Bloomberg Technoz, Jakarta - Rupiah yang telah menyentuh level psikologis Rp18.000/US$ membuat pelaku pasar mulai mengantisipasi langkah pengetatan moneter yang lebih kuat dari Bank Indonesia (BI).
Pergerakan mata uang Garuda yang cukup liar sejak awal tahun, dan semakin parah pada kuartal II-2026 dengan total pelemahan 7,08% sepanjang tahun ini. Bahkan siang ini, pelemahan rupiah semakin dalam menyentuh Rp18.045/US$ pada 12:30 WIB.

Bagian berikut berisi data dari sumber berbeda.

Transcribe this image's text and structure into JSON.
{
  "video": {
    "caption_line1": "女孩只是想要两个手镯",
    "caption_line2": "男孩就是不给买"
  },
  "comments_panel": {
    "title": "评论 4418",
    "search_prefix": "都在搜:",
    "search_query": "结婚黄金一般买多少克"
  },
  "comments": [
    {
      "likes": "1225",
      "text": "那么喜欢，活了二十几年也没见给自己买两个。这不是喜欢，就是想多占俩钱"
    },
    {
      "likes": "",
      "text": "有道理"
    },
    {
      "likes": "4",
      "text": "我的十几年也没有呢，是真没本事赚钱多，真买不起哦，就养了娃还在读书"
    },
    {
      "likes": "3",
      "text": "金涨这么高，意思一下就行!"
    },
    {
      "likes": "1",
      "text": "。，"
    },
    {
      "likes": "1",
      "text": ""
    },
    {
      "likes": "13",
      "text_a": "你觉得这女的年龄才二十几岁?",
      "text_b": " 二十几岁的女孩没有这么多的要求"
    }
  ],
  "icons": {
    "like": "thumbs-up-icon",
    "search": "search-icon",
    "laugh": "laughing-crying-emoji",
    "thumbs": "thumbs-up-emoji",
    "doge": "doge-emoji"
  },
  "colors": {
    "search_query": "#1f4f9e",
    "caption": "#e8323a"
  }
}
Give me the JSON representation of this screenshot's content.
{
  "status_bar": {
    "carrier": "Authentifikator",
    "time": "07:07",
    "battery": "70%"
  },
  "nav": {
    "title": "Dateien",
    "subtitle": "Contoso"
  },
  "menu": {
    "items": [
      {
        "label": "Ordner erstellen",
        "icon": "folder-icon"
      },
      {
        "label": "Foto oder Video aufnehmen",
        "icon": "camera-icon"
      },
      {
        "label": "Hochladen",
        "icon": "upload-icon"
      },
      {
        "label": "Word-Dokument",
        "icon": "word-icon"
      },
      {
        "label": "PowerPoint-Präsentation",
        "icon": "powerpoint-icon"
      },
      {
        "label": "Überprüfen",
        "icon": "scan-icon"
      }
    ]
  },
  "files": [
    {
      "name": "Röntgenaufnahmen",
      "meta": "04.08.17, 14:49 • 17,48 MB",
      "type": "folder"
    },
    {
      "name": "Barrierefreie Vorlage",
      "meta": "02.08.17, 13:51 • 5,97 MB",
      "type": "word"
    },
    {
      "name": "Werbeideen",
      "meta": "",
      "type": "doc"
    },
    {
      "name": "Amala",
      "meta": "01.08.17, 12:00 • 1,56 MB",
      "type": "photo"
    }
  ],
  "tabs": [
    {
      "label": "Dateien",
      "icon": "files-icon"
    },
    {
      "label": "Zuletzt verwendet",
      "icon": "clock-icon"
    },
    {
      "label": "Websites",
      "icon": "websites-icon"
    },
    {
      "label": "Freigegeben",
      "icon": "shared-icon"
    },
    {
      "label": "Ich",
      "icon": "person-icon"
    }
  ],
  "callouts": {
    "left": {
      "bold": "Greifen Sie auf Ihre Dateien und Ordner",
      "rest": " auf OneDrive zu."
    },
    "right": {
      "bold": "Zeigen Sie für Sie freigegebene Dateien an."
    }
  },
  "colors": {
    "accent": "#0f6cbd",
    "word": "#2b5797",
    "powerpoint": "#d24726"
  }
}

Ambruknya rupiah membuat sejumlah ekonom dan analis memperkirakan BI akan kembali menaikkan suku bunga acuan untuk memperlambat pelemahan rupiah.
Lionel Priyadi, Fixed Income & Macro Strategist, Mega Capital Sekuritas menyebut pergerakan rupiah hari ini yang telah menembus Rp18.000/US$ dapat memicul kenaikan BI Rate sebesar 50 hingga 70 basis poin (bps).
Sementara, Ekonom UBS Grace Lim memperkirakan BI akan kembali menaikkan suku bunga masing-masing sebesar 25 bps pada Juni dan Agustus mendatang. Langkah ini diperkirakan akan ditempuh BI lantaran tekanan terhadap rupiah masih terus berlanjut.